Gegen das von der Kultusministerkonferenz vorgeschlagene "mickrige Rating" der beruflichen Bildung im nationalen Bildungssystem wehrt sich das Handwerk. Bei der Vollversammlung der Handwerkskammer Region Stuttgart forderte Präsident Rainer Reichhold die Gleichwertigkeit einer abgeschlossenen Berufsausbildung mit dem Abitur.

"Es wäre doch ein Unding, wenn man im Ausland, vor allem in Ländern mit hoher Jugendarbeitslosigkeit neidvoll auf unser System der beruflichen Bildung blickt und wir diesen internationalen Standorttrumpf im eigenen Lande durch diese Einstufung preisgeben", sagte der Kammerpräsident am Montagnachmittag in Stuttgart. Die duale Ausbildung sei die zentrale Basis für die Sicherung des Fachkräftebedarfs der Wirtschaft. Sie so zu untergraben wäre inakzeptabel. "Wenn der Großteil der Ausbildungsberufe unterhalb der allgemeinen Hochschulreife eingeordnet wird, droht der dualen Berufsausbildung in Deutschland ein massiver Attraktivitätsverlust. Welcher Schüler, der die Möglichkeit hat, die Schule bis zum Abitur weiter zu besuchen, wird denn dann den meist mühsameren Weg einer Lehre beschreiten, wenn er dort nach seinen Prüfungen in der Wertigkeit niedriger eingestuft wird als mit dem Abitur?", kritisiert der Kammerpräsident. Hinzu komme die Sorge, ob das Werben um Abiturienten für eine berufliche Ausbildung noch Erfolg haben könne, wenn das Abiturzeugnis bereits eine vermeintlich höhere Qualifikation bescheinigt als der Abschluss der Berufsbildung.

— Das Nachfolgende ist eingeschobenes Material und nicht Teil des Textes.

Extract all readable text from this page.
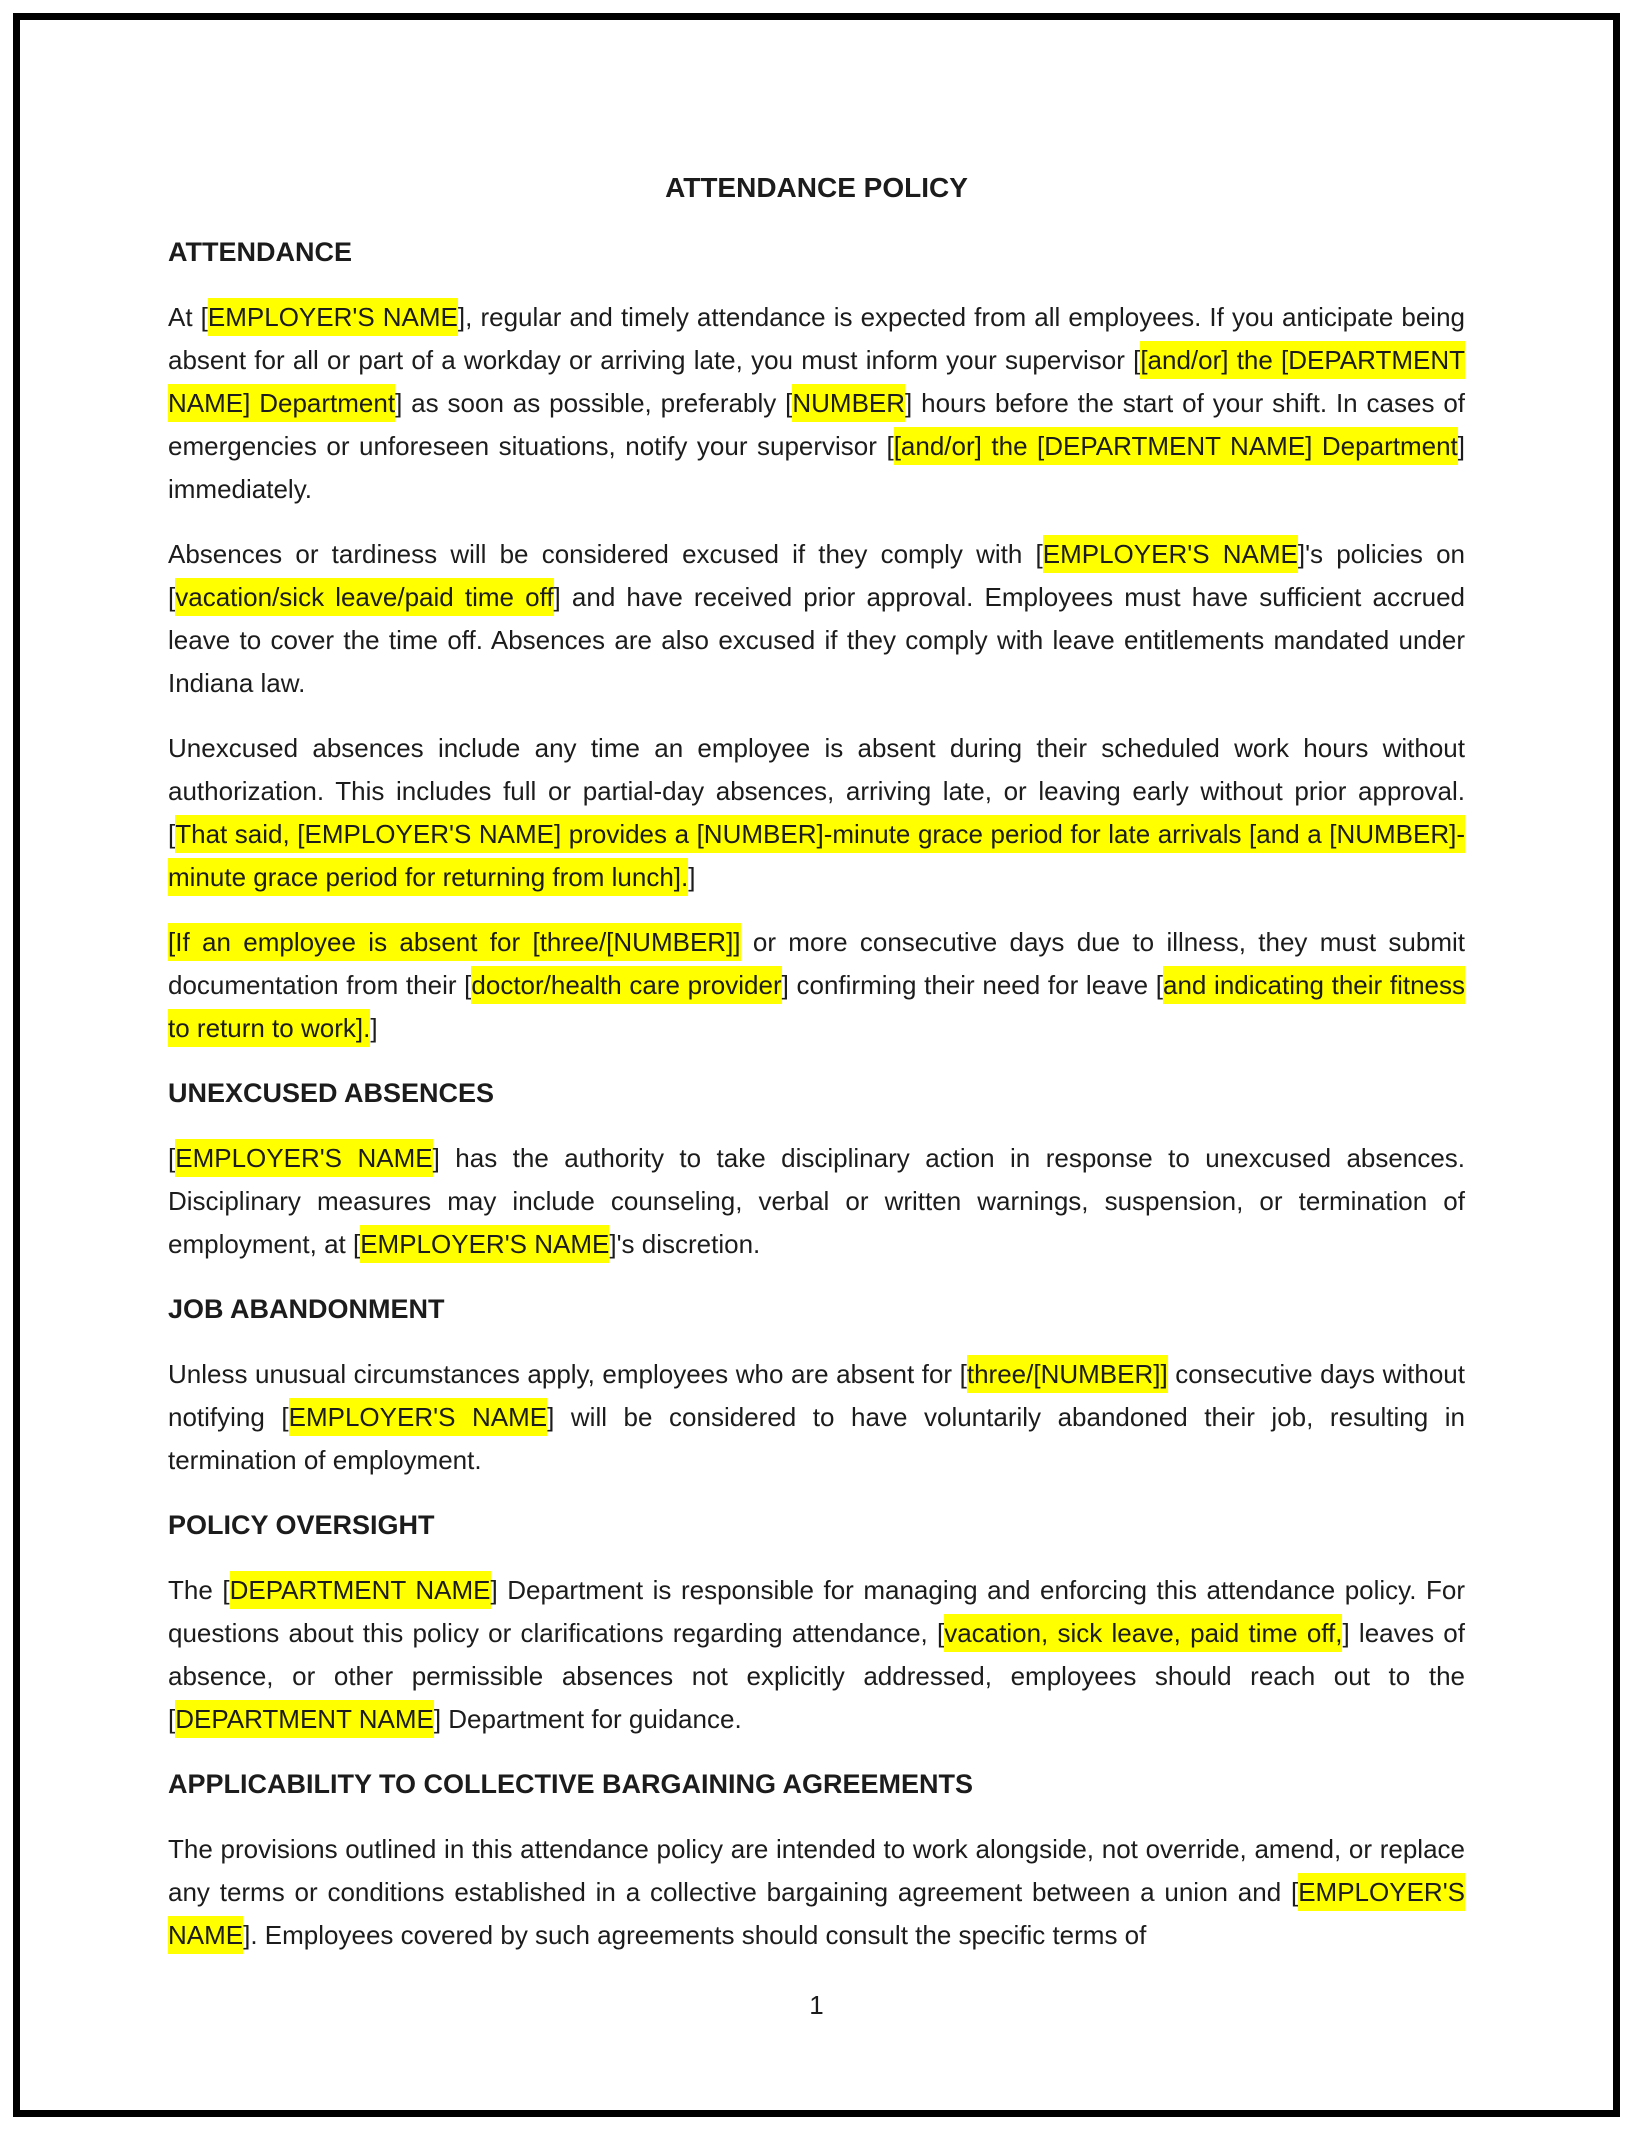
ATTENDANCE POLICY
ATTENDANCE

At [EMPLOYER'S NAME], regular and timely attendance is expected from all employees. If you anticipate being absent for all or part of a workday or arriving late, you must inform your supervisor [[and/or] the [DEPARTMENT NAME] Department] as soon as possible, preferably [NUMBER] hours before the start of your shift. In cases of emergencies or unforeseen situations, notify your supervisor [[and/or] the [DEPARTMENT NAME] Department] immediately.

Absences or tardiness will be considered excused if they comply with [EMPLOYER'S NAME]'s policies on [vacation/sick leave/paid time off] and have received prior approval. Employees must have sufficient accrued leave to cover the time off. Absences are also excused if they comply with leave entitlements mandated under Indiana law.

Unexcused absences include any time an employee is absent during their scheduled work hours without authorization. This includes full or partial-day absences, arriving late, or leaving early without prior approval. [That said, [EMPLOYER'S NAME] provides a [NUMBER]-minute grace period for late arrivals [and a [NUMBER]-minute grace period for returning from lunch].]

[If an employee is absent for [three/[NUMBER]] or more consecutive days due to illness, they must submit documentation from their [doctor/health care provider] confirming their need for leave [and indicating their fitness to return to work].]

UNEXCUSED ABSENCES

[EMPLOYER'S NAME] has the authority to take disciplinary action in response to unexcused absences. Disciplinary measures may include counseling, verbal or written warnings, suspension, or termination of employment, at [EMPLOYER'S NAME]'s discretion.

JOB ABANDONMENT

Unless unusual circumstances apply, employees who are absent for [three/[NUMBER]] consecutive days without notifying [EMPLOYER'S NAME] will be considered to have voluntarily abandoned their job, resulting in termination of employment.

POLICY OVERSIGHT

The [DEPARTMENT NAME] Department is responsible for managing and enforcing this attendance policy. For questions about this policy or clarifications regarding attendance, [vacation, sick leave, paid time off,] leaves of absence, or other permissible absences not explicitly addressed, employees should reach out to the [DEPARTMENT NAME] Department for guidance.

APPLICABILITY TO COLLECTIVE BARGAINING AGREEMENTS

The provisions outlined in this attendance policy are intended to work alongside, not override, amend, or replace any terms or conditions established in a collective bargaining agreement between a union and [EMPLOYER'S NAME]. Employees covered by such agreements should consult the specific terms of

1
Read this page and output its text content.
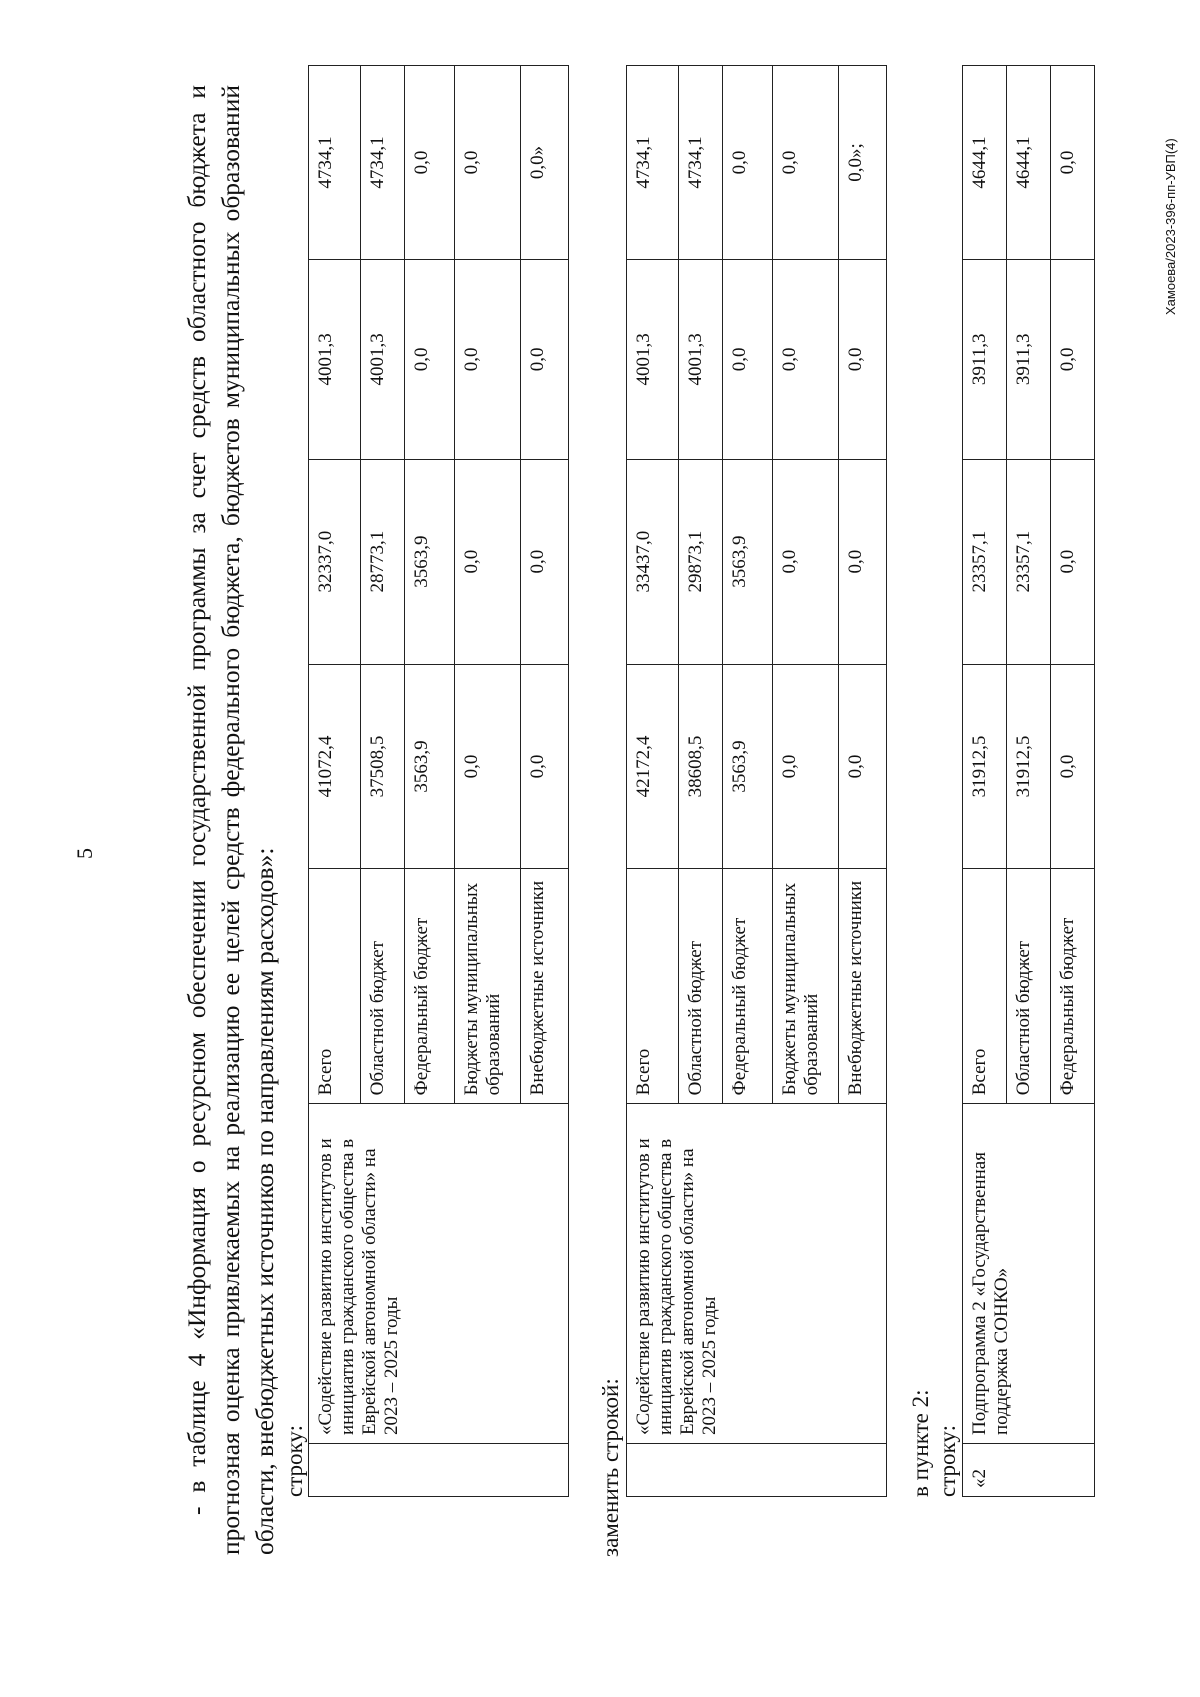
5	- в таблице 4 «Информация о ресурсном обеспечении государственной программы за счет средств областного бюджета и прогнозная оценка привлекаемых на реализацию ее целей средств федерального бюджета, бюджетов муниципальных образований области, внебюджетных источников по направлениям расходов»: строку:
	«Содействие развитию институтов и инициатив гражданского общества в Еврейской автономной области» на 2023 – 2025 годы	Всего	41072,4	32337,0	4001,3	4734,1
		Областной бюджет	37508,5	28773,1	4001,3	4734,1
		Федеральный бюджет	3563,9	3563,9	0,0	0,0
		Бюджеты муниципальных образований	0,0	0,0	0,0	0,0
		Внебюджетные источники	0,0	0,0	0,0	0,0»
заменить строкой:
	«Содействие развитию институтов и инициатив гражданского общества в Еврейской автономной области» на 2023 – 2025 годы	Всего	42172,4	33437,0	4001,3	4734,1
		Областной бюджет	38608,5	29873,1	4001,3	4734,1
		Федеральный бюджет	3563,9	3563,9	0,0	0,0
		Бюджеты муниципальных образований	0,0	0,0	0,0	0,0
		Внебюджетные источники	0,0	0,0	0,0	0,0»;
в пункте 2: строку: «2	Подпрограмма 2 «Государственная поддержка СОНКО»	Всего	31912,5	23357,1	3911,3	4644,1
		Областной бюджет	31912,5	23357,1	3911,3	4644,1
		Федеральный бюджет	0,0	0,0	0,0	0,0	Хамоева/2023-396-пп-УВП(4)
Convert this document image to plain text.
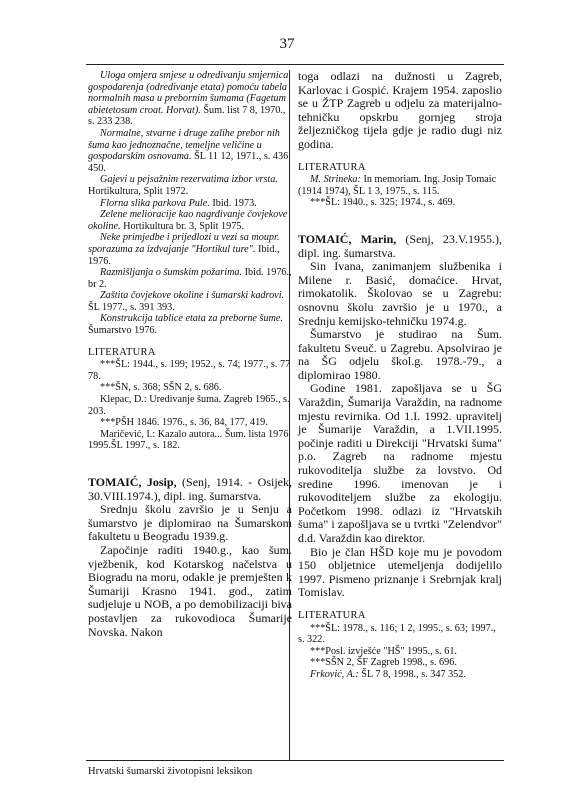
37

Uloga omjera smjese u odredivanju smjernica gospodarenja (odredivanje etata) pomoću tabela normalnih masa u prebornim šumama (Fagetum abietetosum croat. Horvat). Šum. list 7 8, 1970., s. 233 238.

Normalne, stvarne i druge zalihe prebor nih šuma kao jednoznačne, temeljne veličine u gospodarskim osnovama. ŠL 11 12, 1971., s. 436 450.

Gajevi u pejsažnim rezervatima izbor vrsta. Hortikultura, Split 1972.

Florna slika parkova Pule. Ibid. 1973.

Zelene melioracije kao nagrdivanje čovjekove okoline. Hortikultura br. 3, Split 1975.

Neke primjedbe i prijedlozi u vezi sa moupr. sporazuma za izdvajanje "Hortikul ture". Ibid., 1976.

Razmišljanja o šumskim požarima. Ibid. 1976., br 2.

Zaštita čovjekove okoline i šumarski kadrovi. ŠL 1977., s. 391 393.

Konstrukcija tablice etata za preborne šume. Šumarstvo 1976.

LITERATURA

***ŠL: 1944., s. 199; 1952., s. 74; 1977., s. 77 78.

***ŠN, s. 368; SŠN 2, s. 686.

Klepac, D.: Uredivanje šuma. Zagreb 1965., s. 203.

***PŠH 1846. 1976., s. 36, 84, 177, 419.

Maričević, I.: Kazalo autora... Šum. lista 1976 1995.ŠL 1997., s. 182.

TOMAIĆ, Josip, (Senj, 1914. - Osijek, 30.VIII.1974.), dipl. ing. šumarstva.

Srednju školu završio je u Senju a šumarstvo je diplomirao na Šumarskom fakultetu u Beogradu 1939.g.

Započinje raditi 1940.g., kao šum. vježbenik, kod Kotarskog načelstva u Biogradu na moru, odakle je premješten k Šumariji Krasno 1941. god., zatim sudjeluje u NOB, a po demobilizaciji biva postavljen za rukovodioca Šumarije Novska. Nakon

toga odlazi na dužnosti u Zagreb, Karlovac i Gospić. Krajem 1954. zaposlio se u ŽTP Zagreb u odjelu za materijalno-tehničku opskrbu gornjeg stroja željezničkog tijela gdje je radio dugi niz godina.
LITERATURA

M. Strineka: In memoriam. Ing. Josip Tomaic (1914 1974), ŠL 1 3, 1975., s. 115.

***ŠL: 1940., s. 325; 1974., s. 469.

TOMAIĆ, Marin, (Senj, 23.V.1955.), dipl. ing. šumarstva.

Sin Ivana, zanimanjem službenika i Milene r. Basić, domaćice. Hrvat, rimokatolik. Školovao se u Zagrebu: osnovnu školu završio je u 1970., a Srednju kemijsko-tehničku 1974.g.

Šumarstvo je studirao na Šum. fakultetu Sveuč. u Zagrebu. Apsolvirao je na ŠG odjelu škol.g. 1978.-79., a diplomirao 1980.

Godine 1981. zapošljava se u ŠG Varaždin, Šumarija Varaždin, na radnome mjestu revirnika. Od 1.I. 1992. upravitelj je Šumarije Varaždin, a 1.VII.1995. počinje raditi u Direkciji "Hrvatski šuma" p.o. Zagreb na radnome mjestu rukovoditelja službe za lovstvo. Od sredine 1996. imenovan je i rukovoditeljem službe za ekologiju. Početkom 1998. odlazi iz "Hrvatskih šuma" i zapošljava se u tvrtki "Zelendvor" d.d. Varaždin kao direktor.

Bio je član HŠD koje mu je povodom 150 obljetnice utemeljenja dodijelilo 1997. Pismeno priznanje i Srebrnjak kralj Tomislav.

LITERATURA

***ŠL: 1978., s. 116; 1 2, 1995., s. 63; 1997., s. 322.

***Posl. izvješće "HŠ" 1995., s. 61.

***SŠN 2, ŠF Zagreb 1998., s. 696.

Frković, A.: ŠL 7 8, 1998., s. 347 352.

Hrvatski šumarski životopisni leksikon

Die Kritik des Handwerks bezieht sich auf den kürzlich von der Kultusministerkonferenz getroffenen Beschluss, das Abitur solle innerhalb des Deutschen Qualifikationsrahmens (DQR) höher eingestuft werden als eine abgeschlossene Berufsausbildung. "Dies ist fatal", betonte Kammerpräsident Rainer Reichhold, auch mit Blick auf die Diskussion um fehlende Fachkräfte. In der aktuellen Situation sei deshalb Selbstbewusstsein und Engagement für die berufliche Bildung angesagt und kein dünkelhaftes Hervorheben der Allgemeinbildung, des Abiturs und eines akademischen Studiums. "Die umfassende Handlungskompetenz und die Möglichkeit der aktiven Teilhabe am Erwerbsleben - diese Kompetenzen bringt doch ein Handwerker mit Gesellenbrief viel eher mit als ein Abiturient."

Mit ihrer Entscheidung habe sich die Kultusministerkonferenz bildungspolitisch isoliert. Sämtliche anderen Akteure, die an der Erarbeitung des DQR beteiligt sind, das zuständige Bundesministerium unter Leitung von Ministerin Annette Schavan sowie die Arbeitgeberorganisationen und Gewerkschaften (die Sozialpartner), die Wirtschaftsministerkonferenz und die Wirtschaftsorganisationen plädieren schon seit langem für eine gleichwertige Einstufung der dualen Berufsausbildung mit dem Abitur.